- Born: August 31, 1943 Zenica, PR Bosnia and Herzegovina, FPR Yugoslavia
- Died: April 26, 1998 (aged 54) Mostar, Bosnia and Herzegovina
- Allegiance: SFR Yugoslavia Republic of Bosnia and Herzegovina
- Commands: 4th Corps (Army of the Republic of Bosnia and Herzegovina)
- Conflicts: Bosnian War

= Arif Pašalić =

Bosnian military officer (1943–1998)

Arif Pašalić (31 August 1943 – 26 April 1998) was a Bosnian military officer who commanded the 4th Corps of the Army of Bosnia and Herzegovina (ARBIH) during the Bosnian War.

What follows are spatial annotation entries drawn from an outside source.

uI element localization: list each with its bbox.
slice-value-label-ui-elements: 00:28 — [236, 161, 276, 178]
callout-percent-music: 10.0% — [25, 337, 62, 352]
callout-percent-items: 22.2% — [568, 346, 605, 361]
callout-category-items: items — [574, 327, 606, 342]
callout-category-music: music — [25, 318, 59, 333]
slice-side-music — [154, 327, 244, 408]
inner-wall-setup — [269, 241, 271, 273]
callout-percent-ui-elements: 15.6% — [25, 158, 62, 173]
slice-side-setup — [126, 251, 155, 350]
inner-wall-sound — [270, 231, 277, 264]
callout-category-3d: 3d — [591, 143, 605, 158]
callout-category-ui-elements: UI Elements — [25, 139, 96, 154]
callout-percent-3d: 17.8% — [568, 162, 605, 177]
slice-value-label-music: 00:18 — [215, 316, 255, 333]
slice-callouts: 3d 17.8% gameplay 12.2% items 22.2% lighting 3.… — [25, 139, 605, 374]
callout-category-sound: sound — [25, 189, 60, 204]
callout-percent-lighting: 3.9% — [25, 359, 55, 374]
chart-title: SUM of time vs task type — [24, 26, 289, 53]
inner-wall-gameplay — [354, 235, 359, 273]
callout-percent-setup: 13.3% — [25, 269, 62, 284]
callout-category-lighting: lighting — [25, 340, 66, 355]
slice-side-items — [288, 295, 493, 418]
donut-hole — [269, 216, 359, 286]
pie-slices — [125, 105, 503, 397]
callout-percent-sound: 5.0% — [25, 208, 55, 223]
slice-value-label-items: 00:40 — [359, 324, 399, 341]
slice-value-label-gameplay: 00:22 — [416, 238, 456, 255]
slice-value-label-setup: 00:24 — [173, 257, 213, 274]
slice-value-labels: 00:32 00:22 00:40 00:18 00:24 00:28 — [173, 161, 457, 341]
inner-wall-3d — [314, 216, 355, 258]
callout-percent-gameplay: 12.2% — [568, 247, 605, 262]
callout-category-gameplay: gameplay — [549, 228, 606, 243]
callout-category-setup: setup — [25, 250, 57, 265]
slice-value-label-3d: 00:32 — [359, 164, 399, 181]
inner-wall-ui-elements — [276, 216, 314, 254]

==Early life and education==
Pašalić was born in the hamlet of Janjići in the Zenica municipality. He enrolled in a secondary school for army officers in 1963. In 1967 he was commissioned as an officer in the Yugoslav People's Army (JNA). From 1977 until 1979 he attended the JNA staff and command college in Belgrade.

==Career==
When the political situation in Bosnia and Herzegovina began to heat up early 1992, Pašalić was stationed in Sarajevo. He left the JNA in March 1992 with the rank of potpukovnik, the Yugoslav equivalent of lieutenant colonel.

In April 1992 Pašalić arrived in Mostar and joined the local Territorial defence (TO) formation. On 17 November 1992 Pašalić personally inaugurated the 4th Corps of the ARBIH. He commanded the 4th Corps through much of the Croat–Bosniak War. Following the end of the war in Bosnia and Herzegovina Pašalić became a top officer in the Army of the Federation of Bosnia and Herzegovina.

==Death==
He was killed in an automobile accident near Drežnica, Mostar on 26 April 1998, aged 54.